Department of Cardiovascular Surgery, University Heart Center, Hamburg, Germany.
J Thorac Cardiovasc Surg. 2012 Jan;143(1):78-84. doi: 10.1016/j.jtcvs.2011.09.033. Epub 2011 Oct 27.
Surgical mitral valve repair carries an elevated perioperative risk in the presence of severely reduced ventricular function and relevant comorbidities. We sought to assess the feasibility of catheter-based mitral valve repair using a clip-based percutaneous edge-to-edge repair system in selected patients at high surgical risk with mitral regurgitation grade 3 or worse.
Between 2002 and January 2011, 202 consecutive patients without prior mitral valve surgery (age 75 ± 9 years; 63% were male) with symptomatic functional (65%), degenerative (27%), or mixed (8%) mitral regurgitation were treated with a percutaneous clip system for approximation of the anterior and posterior mitral leaflets. Risk for mitral valve surgery was considered high in terms of a mean logistic European System for Cardiac Operative Risk Evaluation of 44% (range, 21%-54%). Preprocedural left ventricular ejection fraction was 35% or less in 36% of patients. An interdisciplinary heart team of cardiologists and cardiac surgeons discussed all patients.

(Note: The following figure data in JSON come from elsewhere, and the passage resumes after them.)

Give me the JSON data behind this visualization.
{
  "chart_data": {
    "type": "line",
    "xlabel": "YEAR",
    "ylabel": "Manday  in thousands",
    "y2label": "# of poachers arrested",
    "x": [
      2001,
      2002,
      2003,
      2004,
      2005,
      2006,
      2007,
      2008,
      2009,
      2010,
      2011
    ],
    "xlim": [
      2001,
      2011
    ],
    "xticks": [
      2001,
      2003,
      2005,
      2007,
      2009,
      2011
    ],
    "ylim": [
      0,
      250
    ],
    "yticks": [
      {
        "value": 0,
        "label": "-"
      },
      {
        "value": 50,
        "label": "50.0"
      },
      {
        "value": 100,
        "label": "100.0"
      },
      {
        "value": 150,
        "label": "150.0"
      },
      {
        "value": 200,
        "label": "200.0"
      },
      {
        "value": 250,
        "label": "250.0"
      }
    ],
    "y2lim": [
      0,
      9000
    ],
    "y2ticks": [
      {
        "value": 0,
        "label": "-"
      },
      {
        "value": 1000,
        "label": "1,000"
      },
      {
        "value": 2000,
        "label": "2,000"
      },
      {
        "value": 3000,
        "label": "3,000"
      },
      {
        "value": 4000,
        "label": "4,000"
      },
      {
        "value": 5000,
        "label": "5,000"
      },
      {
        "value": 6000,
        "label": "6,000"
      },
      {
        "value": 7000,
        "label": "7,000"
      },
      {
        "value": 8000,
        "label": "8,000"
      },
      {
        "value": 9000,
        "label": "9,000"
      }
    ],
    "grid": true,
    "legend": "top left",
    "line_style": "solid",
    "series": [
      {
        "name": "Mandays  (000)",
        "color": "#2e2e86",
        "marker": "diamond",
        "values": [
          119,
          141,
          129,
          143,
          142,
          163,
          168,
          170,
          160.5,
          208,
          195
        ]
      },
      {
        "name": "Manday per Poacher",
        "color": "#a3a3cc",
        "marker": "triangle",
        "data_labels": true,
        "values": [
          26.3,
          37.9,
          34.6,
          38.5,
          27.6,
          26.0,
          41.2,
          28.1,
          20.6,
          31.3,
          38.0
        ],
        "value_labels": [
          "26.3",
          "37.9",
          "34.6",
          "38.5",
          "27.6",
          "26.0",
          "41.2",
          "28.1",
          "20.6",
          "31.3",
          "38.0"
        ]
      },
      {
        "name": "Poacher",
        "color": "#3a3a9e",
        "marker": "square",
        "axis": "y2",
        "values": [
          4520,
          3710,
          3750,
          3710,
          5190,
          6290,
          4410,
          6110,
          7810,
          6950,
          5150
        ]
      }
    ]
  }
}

Percutaneous clip implantation was successful in 186 patients (92%). Patients were treated with 1 clip (n = 125; 62%), 2 clips (n = 64; 32%), or 3 or more clips (n = 7; 3%). Reduction in mitral regurgitation from pre- to postprocedure was significant (P < .0001) and remained stable within the first 12 months in the majority of patients. Thirty-day mortality was 3.5% (7/202 patients). Hospital stay was 12 ± 10 days, and median intensive care unit stay was 1 day (range, 0-45 days). Eleven patients required surgical valve repair/replacement at a median of 38 days (0-468 days) after percutaneous clip implantation.
Clip-based percutaneous mitral valve repair is a safe, low-risk, and effective therapeutic option in symptomatic patients with a high risk for surgery and does not exclude later surgical repair.
在严重左心室功能障碍和相关合并症存在的情况下,外科二尖瓣修复术围手术期风险增加。我们旨在评估在外科手术风险较高、二尖瓣反流 3 级或更严重的选择患者中,使用基于夹合器的经皮缘对缘修复系统进行二尖瓣修复的可行性。
2002 年至 2011 年 1 月期间,202 例既往无二尖瓣手术史的连续患者(年龄 75±9 岁;63%为男性)接受了经皮夹合系统治疗,用于前、后二尖瓣叶的接近。二尖瓣手术风险被认为很高,平均欧洲心脏手术风险评估系统(European System for Cardiac Operative Risk Evaluation)为 44%(范围 21%-54%)。术前左心室射血分数在 36%的患者中小于等于 35%。心脏科医生和心脏外科医生的跨学科心脏团队讨论了所有患者。
186 例患者(92%)成功植入经皮夹合器。患者接受 1 个夹合器(n=125;62%)、2 个夹合器(n=64;32%)或 3 个或更多夹合器(n=7;3%)治疗。与术前相比,术后二尖瓣反流显著减少(P<.0001),并且在大多数患者中在前 12 个月内保持稳定。30 天死亡率为 3.5%(7/202 例患者)。住院时间为 12±10 天,中位数重症监护病房住院时间为 1 天(范围 0-45 天)。11 例患者在经皮夹合器植入后中位数 38 天(0-468 天)需要进行手术瓣膜修复/置换。
基于夹合器的经皮二尖瓣修复术是一种安全、低风险、有效的治疗选择,适用于手术风险高且有症状的患者,并且不排除以后的手术修复。